The next day the cancer team confirmed that Avery had B-cell acute lymphoblastic leukemia (ALL). Needless to say, our world was turned upside down, and it might be one of the darker days of my life. Things were so confusing at that moment, I had tears flowing the entire ride up to the hospital. I definitely broke state laws by using my cellphone to google what leukemia was while trying to coordinate care for our 8-year-old son back home. But when I walked into the hospital, things weren’t so dark anymore. There were still tears, but I immediately felt comforted and confident that Avery was in good hands. In no time, she was set up to all the right machines and had already had her bone marrow extracted. Things were all a blur, but I am pretty sure she had a spinal tap done as well. I was expecting to walk in and see her in pain and very scared. To our surprise, she was perky and laughing. She had toys, movies, stuffed animals, arts and crafts, and was calling the nurses by name. Avery had everything she could ask for, and every person who walked into her room made her feel so comfortable. She was not acting like she was in a hospital. It was like she was in the greatest playroom on the planet.

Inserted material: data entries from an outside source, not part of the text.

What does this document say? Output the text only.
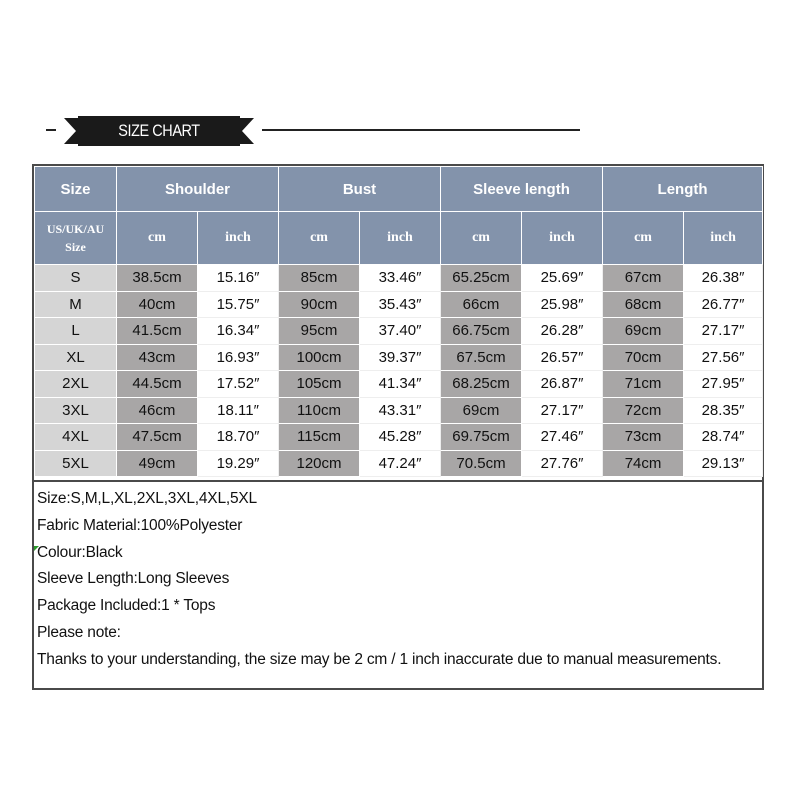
SIZE CHART
Size	Shoulder		Bust		Sleeve length		Length	
US/UK/AU
Size	cm	inch	cm	inch	cm	inch	cm	inch
S	38.5cm	15.16″	85cm	33.46″	65.25cm	25.69″	67cm	26.38″
M	40cm	15.75″	90cm	35.43″	66cm	25.98″	68cm	26.77″
L	41.5cm	16.34″	95cm	37.40″	66.75cm	26.28″	69cm	27.17″
XL	43cm	16.93″	100cm	39.37″	67.5cm	26.57″	70cm	27.56″
2XL	44.5cm	17.52″	105cm	41.34″	68.25cm	26.87″	71cm	27.95″
3XL	46cm	18.11″	110cm	43.31″	69cm	27.17″	72cm	28.35″
4XL	47.5cm	18.70″	115cm	45.28″	69.75cm	27.46″	73cm	28.74″
5XL	49cm	19.29″	120cm	47.24″	70.5cm	27.76″	74cm	29.13″
Size:S,M,L,XL,2XL,3XL,4XL,5XL
Fabric Material:100%Polyester
Colour:Black
Sleeve Length:Long Sleeves
Package Included:1 * Tops
Please note:
Thanks to your understanding, the size may be 2 cm / 1 inch inaccurate due to manual measurements.
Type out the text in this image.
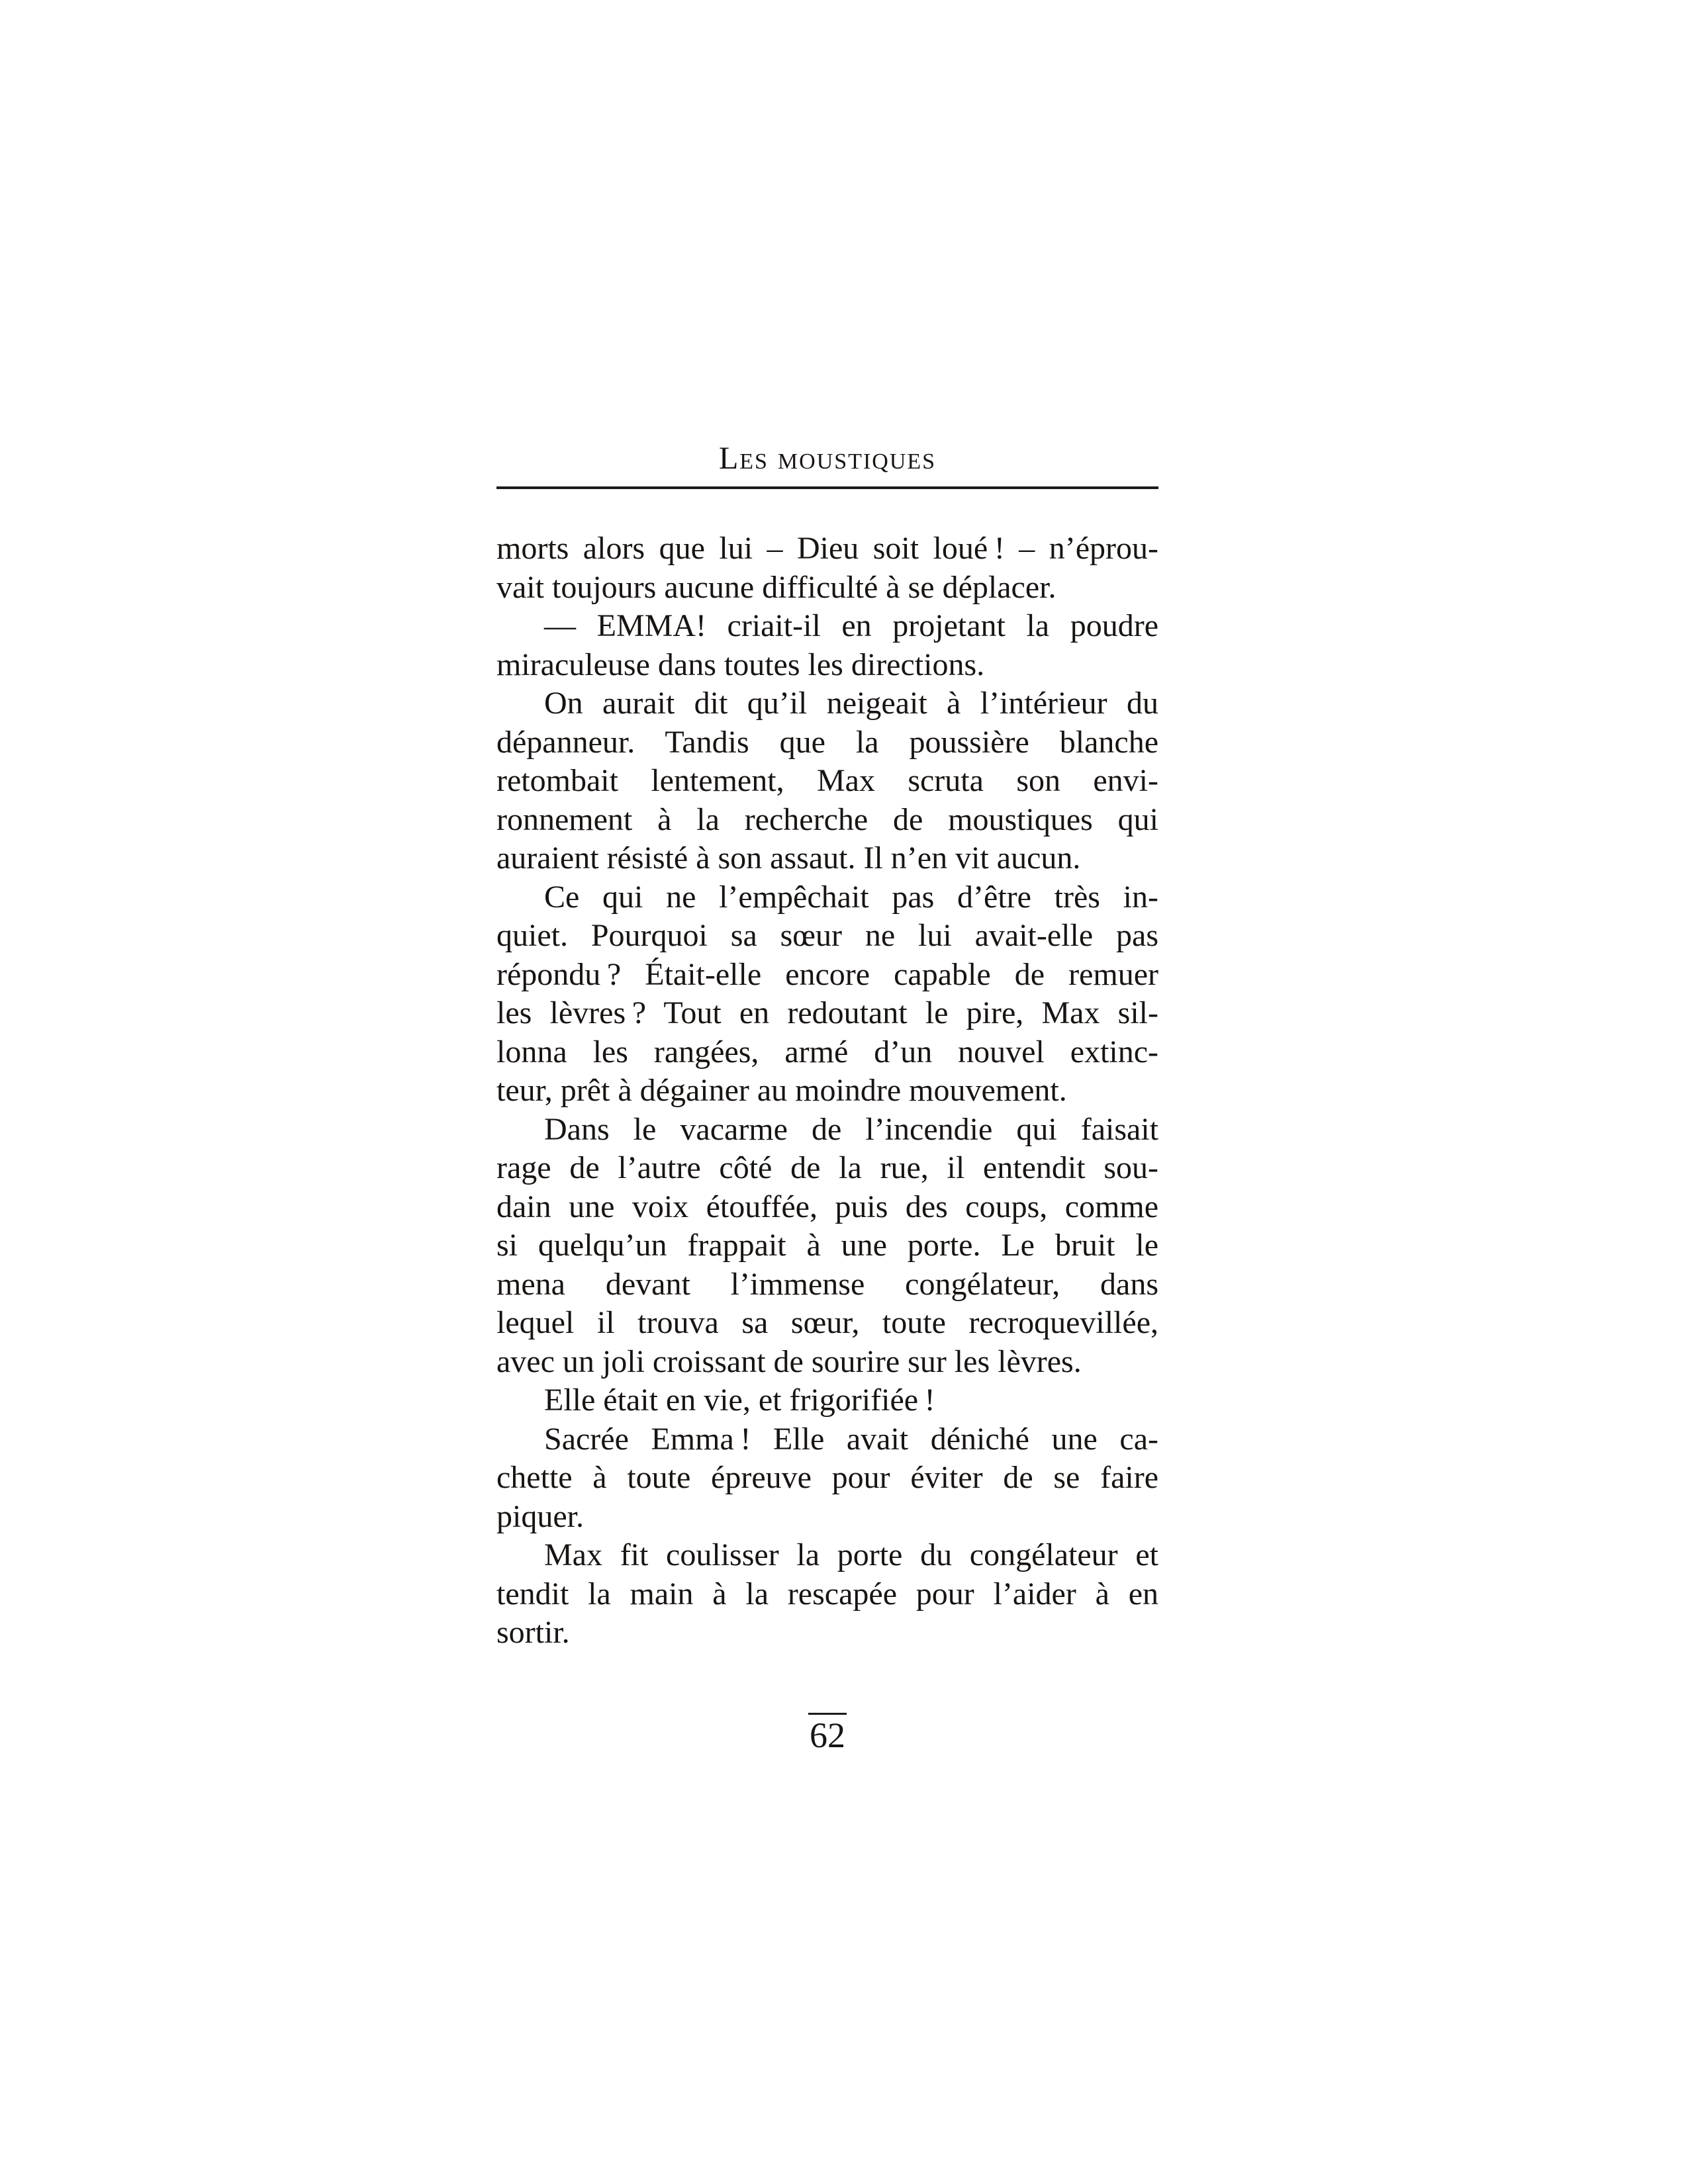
Les moustiques
morts alors que lui – Dieu soit loué ! – n’éprou-
vait toujours aucune difficulté à se déplacer.
— EMMA! criait-il en projetant la poudre
miraculeuse dans toutes les directions.
On aurait dit qu’il neigeait à l’intérieur du
dépanneur. Tandis que la poussière blanche
retombait lentement, Max scruta son envi-
ronnement à la recherche de moustiques qui
auraient résisté à son assaut. Il n’en vit aucun.
Ce qui ne l’empêchait pas d’être très in-
quiet. Pourquoi sa sœur ne lui avait-elle pas
répondu ? Était-elle encore capable de remuer
les lèvres ? Tout en redoutant le pire, Max sil-
lonna les rangées, armé d’un nouvel extinc-
teur, prêt à dégainer au moindre mouvement.
Dans le vacarme de l’incendie qui faisait
rage de l’autre côté de la rue, il entendit sou-
dain une voix étouffée, puis des coups, comme
si quelqu’un frappait à une porte. Le bruit le
mena devant l’immense congélateur, dans
lequel il trouva sa sœur, toute recroquevillée,
avec un joli croissant de sourire sur les lèvres.
Elle était en vie, et frigorifiée !
Sacrée Emma ! Elle avait déniché une ca-
chette à toute épreuve pour éviter de se faire
piquer.
Max fit coulisser la porte du congélateur et
tendit la main à la rescapée pour l’aider à en
sortir.
62
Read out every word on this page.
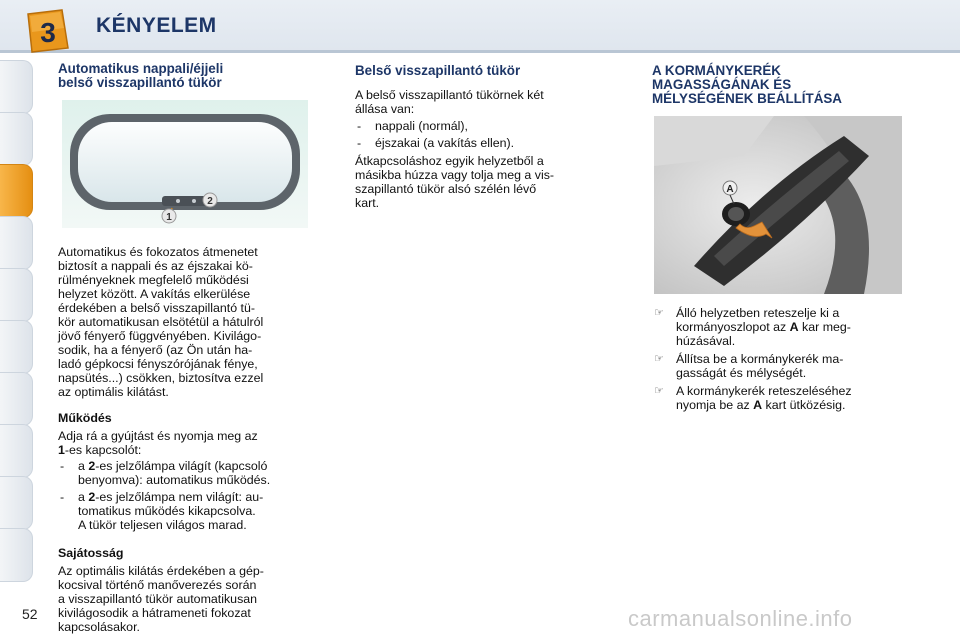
3 KÉNYELEM

Automatikus nappali/éjjeli
belső visszapillantó tükör

1
2

Automatikus és fokozatos átmenetet
biztosít a nappali és az éjszakai kö-
rülményeknek megfelelő működési
helyzet között. A vakítás elkerülése
érdekében a belső visszapillantó tü-
kör automatikusan elsötétül a hátulról
jövő fényerő függvényében. Kivilágo-
sodik, ha a fényerő (az Ön után ha-
ladó gépkocsi fényszórójának fénye,
napsütés...) csökken, biztosítva ezzel
az optimális kilátást.

Működés

Adja rá a gyújtást és nyomja meg az
1-es kapcsolót:

- a 2-es jelzőlámpa világít (kapcsoló
benyomva): automatikus működés.

- a 2-es jelzőlámpa nem világít: au-
tomatikus működés kikapcsolva.
A tükör teljesen világos marad.

Sajátosság

Az optimális kilátás érdekében a gép-
kocsival történő manőverezés során
a visszapillantó tükör automatikusan
kivilágosodik a hátrameneti fokozat
kapcsolásakor.

Belső visszapillantó tükör

A belső visszapillantó tükörnek két
állása van:

- nappali (normál),

- éjszakai (a vakítás ellen).

Átkapcsoláshoz egyik helyzetből a
másikba húzza vagy tolja meg a vis-
szapillantó tükör alsó szélén lévő
kart.

A KORMÁNYKERÉK
MAGASSÁGÁNAK ÉS
MÉLYSÉGÉNEK BEÁLLÍTÁSA

A

☞ Álló helyzetben reteszelje ki a
kormányoszlopot az A kar meg-
húzásával.

☞ Állítsa be a kormánykerék ma-
gasságát és mélységét.

☞ A kormánykerék reteszeléséhez
nyomja be az A kart ütközésig.

52	carmanualsonline.info
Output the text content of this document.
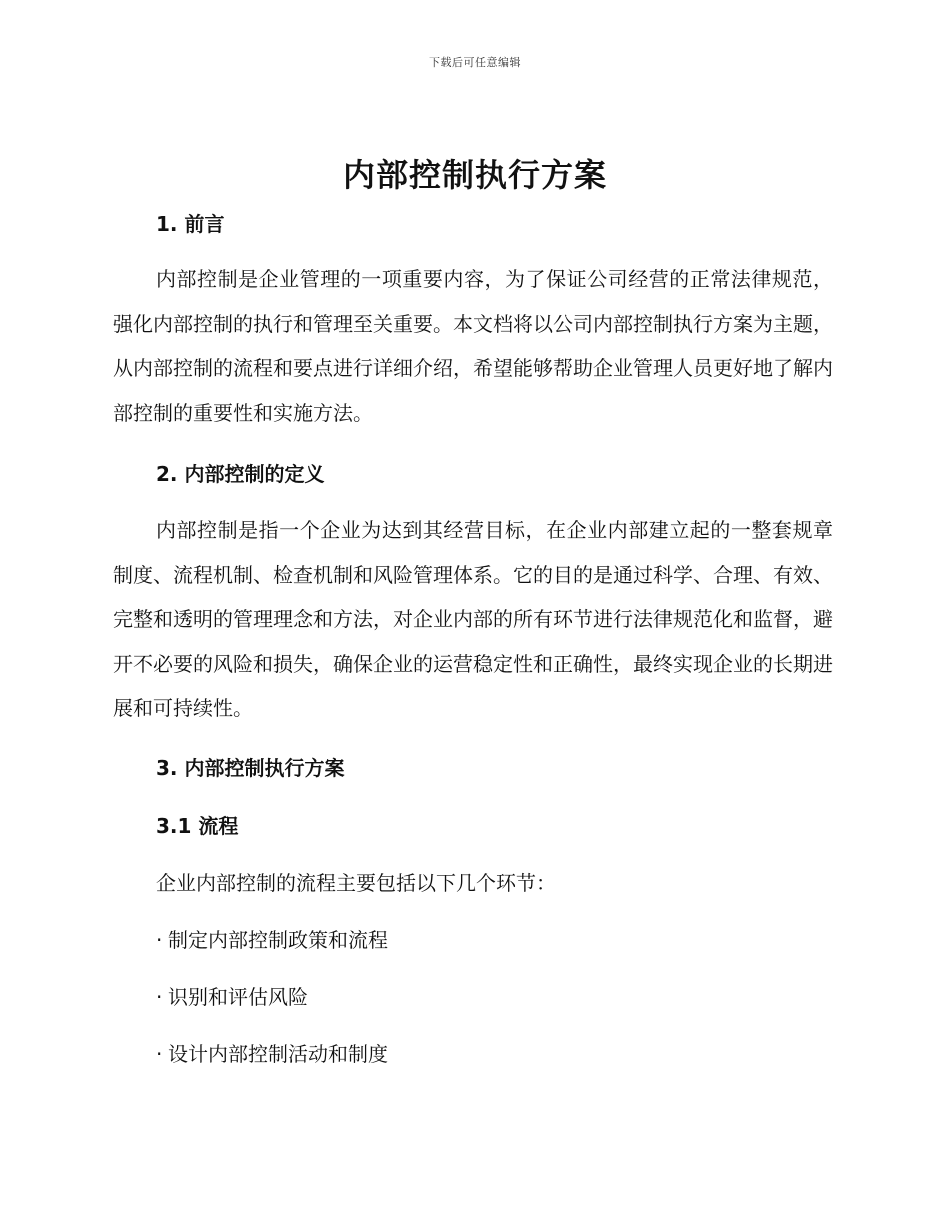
下载后可任意编辑
内部控制执行方案
1. 前言

内部控制是企业管理的一项重要内容，为了保证公司经营的正常法律规范，强化内部控制的执行和管理至关重要。本文档将以公司内部控制执行方案为主题，从内部控制的流程和要点进行详细介绍，希望能够帮助企业管理人员更好地了解内部控制的重要性和实施方法。

2. 内部控制的定义

内部控制是指一个企业为达到其经营目标，在企业内部建立起的一整套规章制度、流程机制、检查机制和风险管理体系。它的目的是通过科学、合理、有效、完整和透明的管理理念和方法，对企业内部的所有环节进行法律规范化和监督，避开不必要的风险和损失，确保企业的运营稳定性和正确性，最终实现企业的长期进展和可持续性。

3. 内部控制执行方案
3.1 流程

企业内部控制的流程主要包括以下几个环节：

· 制定内部控制政策和流程

· 识别和评估风险

· 设计内部控制活动和制度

Things became more real for us when a team of doctors and nurses showed up to Avery’s room carrying her first dose of chemo. Child Life Specialists were on hand to help explain everything to us and comfort us. Nutritionists were there to help us with meal planning. The doctors sat with us to make sure we understood what caring for Avery would look like. In no time at all, we were armed and ready to support Avery in her journey ahead. We learned what the treatment plan was going to look like for the next 2½ years. This plan would include weekly visits to the hospital, daily medications, visiting nurses, surgeries, and major limits on her exposure to other people and places. We knew this was going to be our new normal, and we were going to be at the hospital a lot.
In that meeting, we learned a lot about all the support organizations out there as well, like The Leukemia & Lymphoma Society (LLS). We have been active contributors and participants in all the LLS events that come our way — the Big Climb, Light The Night, Pennies for Patients, and recently the 150 Mile Challenge. Avery loves Minecraft and is already signed up to be a participant in the Build Competition. The LLS events were so inspirational for Avery and us as a family, and when they were happening around Avery's treatment, they were welcome distractions. Avery is now 8, in third grade, and done with her treatments. She is doing wonderfully in all aspects of her life and is committed to helping others fight their battle the way people helped her.